Drawing on Iain McGilchrist’s “groundbreaking theory of how the brain attends to the world, the book explains why we have seen this shift, what we might do about it, and points to a more effective style of advertising.”

 

“The Ultimate Guide to Google Ads”

Entrepreneurship blogger Rick Kettner tells us, “The Ultimate Guide To Google Ads is an excellent resource for getting up to speed with this marketing channel. It can help you determine if it’s right for your business, and it covers best practices to help you get better results.” He also cautions that you should get the most recently updated version to be up on the latest tactics.

Perry Marshall, a co-author of this book, is also behind the “Ultimate Guide to Facebook Advertising.” So, if you like this one, you already have an idea of one more for your to-be-read shelf.

 

“They Ask, You Answer”

This book is popular with small business marketing teams looking for a fresh way of appealing to customers. Instead of writing content that sells the brand, product, or service, the focus is on answering the buyers’ questions. The book promises to help readers:

  • Learn how to get your content at the top of search results
  • Build buyer trust with content and video
  • Convert current customers into advocates
  • Magnetize your web presence for qualified buyers
  • Achieve internal buy-in

Author Marcus Sheridan describes his book as “a revolutionary approach to inbound sales, content marketing and today’s digital consumer.”

 

“Duct Tape Marketing”

This is a “practical and actionable guide” showing “readers how to develop and execute a marketing plan that yields more revenue and ensures the longevity of small businesses.” Author Joe Jantsch suggests taking a strategic, systemic approach to marketing. 

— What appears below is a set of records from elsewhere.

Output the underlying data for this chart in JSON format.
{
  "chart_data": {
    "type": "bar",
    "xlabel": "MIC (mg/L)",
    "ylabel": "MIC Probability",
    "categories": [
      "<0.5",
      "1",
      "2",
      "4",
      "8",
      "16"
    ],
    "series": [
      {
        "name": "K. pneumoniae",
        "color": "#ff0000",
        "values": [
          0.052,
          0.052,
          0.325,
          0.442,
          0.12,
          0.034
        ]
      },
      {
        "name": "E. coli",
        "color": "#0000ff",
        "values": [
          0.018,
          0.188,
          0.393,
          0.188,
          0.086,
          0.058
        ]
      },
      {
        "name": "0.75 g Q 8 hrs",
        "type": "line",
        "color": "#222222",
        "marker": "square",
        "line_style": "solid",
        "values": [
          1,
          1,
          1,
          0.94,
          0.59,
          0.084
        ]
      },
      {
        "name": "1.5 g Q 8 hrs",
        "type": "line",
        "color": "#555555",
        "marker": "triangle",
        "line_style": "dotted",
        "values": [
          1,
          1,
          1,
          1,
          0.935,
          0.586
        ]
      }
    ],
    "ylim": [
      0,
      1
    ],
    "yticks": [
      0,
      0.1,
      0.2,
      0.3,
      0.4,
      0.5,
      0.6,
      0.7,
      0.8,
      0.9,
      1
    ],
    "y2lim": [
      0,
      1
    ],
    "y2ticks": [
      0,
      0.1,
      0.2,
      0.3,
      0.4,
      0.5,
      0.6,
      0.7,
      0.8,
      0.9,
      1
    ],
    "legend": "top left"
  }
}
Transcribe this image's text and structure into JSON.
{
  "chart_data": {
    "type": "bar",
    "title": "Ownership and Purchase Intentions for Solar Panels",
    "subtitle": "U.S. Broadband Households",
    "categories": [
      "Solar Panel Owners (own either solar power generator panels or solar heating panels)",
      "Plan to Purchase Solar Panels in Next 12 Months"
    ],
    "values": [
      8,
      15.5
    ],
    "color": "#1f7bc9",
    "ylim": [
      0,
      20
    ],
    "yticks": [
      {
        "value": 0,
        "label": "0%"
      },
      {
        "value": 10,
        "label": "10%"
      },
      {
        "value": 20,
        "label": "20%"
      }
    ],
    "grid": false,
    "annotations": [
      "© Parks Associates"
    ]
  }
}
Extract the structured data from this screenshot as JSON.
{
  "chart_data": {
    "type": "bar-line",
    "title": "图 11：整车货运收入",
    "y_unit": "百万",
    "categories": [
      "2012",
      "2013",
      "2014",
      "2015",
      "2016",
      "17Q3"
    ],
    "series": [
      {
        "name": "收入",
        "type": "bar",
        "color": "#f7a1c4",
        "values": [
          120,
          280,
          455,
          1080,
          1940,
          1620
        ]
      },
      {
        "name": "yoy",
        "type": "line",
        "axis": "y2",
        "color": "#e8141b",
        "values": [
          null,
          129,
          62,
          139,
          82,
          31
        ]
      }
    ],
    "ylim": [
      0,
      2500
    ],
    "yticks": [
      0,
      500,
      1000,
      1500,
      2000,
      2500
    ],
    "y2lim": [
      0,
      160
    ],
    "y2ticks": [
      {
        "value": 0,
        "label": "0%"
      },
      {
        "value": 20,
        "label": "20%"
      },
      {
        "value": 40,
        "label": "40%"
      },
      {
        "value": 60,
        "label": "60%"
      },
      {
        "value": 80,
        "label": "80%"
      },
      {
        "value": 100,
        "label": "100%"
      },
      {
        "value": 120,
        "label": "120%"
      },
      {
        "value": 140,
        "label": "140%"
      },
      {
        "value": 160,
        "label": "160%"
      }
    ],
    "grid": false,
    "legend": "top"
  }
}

Written for small business owners, “Duct Tape Marketing” emphasizes the simple, affordable, and efficient.

 

“Content Inc.”

The author of this bestseller, Joe Pulizzi, is billed as “the godfather of content marketing.” Indeed, if you’ve ever done any reading on content marketing before, you’ve probably heard his name. Or at least of the Content Marketing Institute he founded.

The idea behind this book? You start with the content, build a massive audience, and then roll out the product they want. Pulizzi’s site suggests this book “provides a lower-risk, better way to build a successful business by re-engineering the process that so often leads to failure.”

 

“This is Marketing”

Written by another heavy hitter in the marketing field, “This is Marketing” was both a #1 Wall Street Journal bestseller and instant New York Times bestseller. The book helps reframe how you present your business, product, or service to the world.

His insights and examples go into detail regarding:

  • Permission-based marketing
  • Solving the customer’s problems
  • Positioning your marketing
  • Buying decision tensions
  • How marketing taps into the stories we tell about ourselves

 

So Many Small Business Marketing Books

So Many Small Business Marketing Books

Of course, there are many more than ten great options available (12, really, since we snuck in two more along the way). This is simply a suggested reading list of some of the best small business marketing books. Only, unlike the suggested book lists you might have received in college from professors and immediately ignored, we encourage you to take a look at some of these inspiring ideas about doing marketing differently.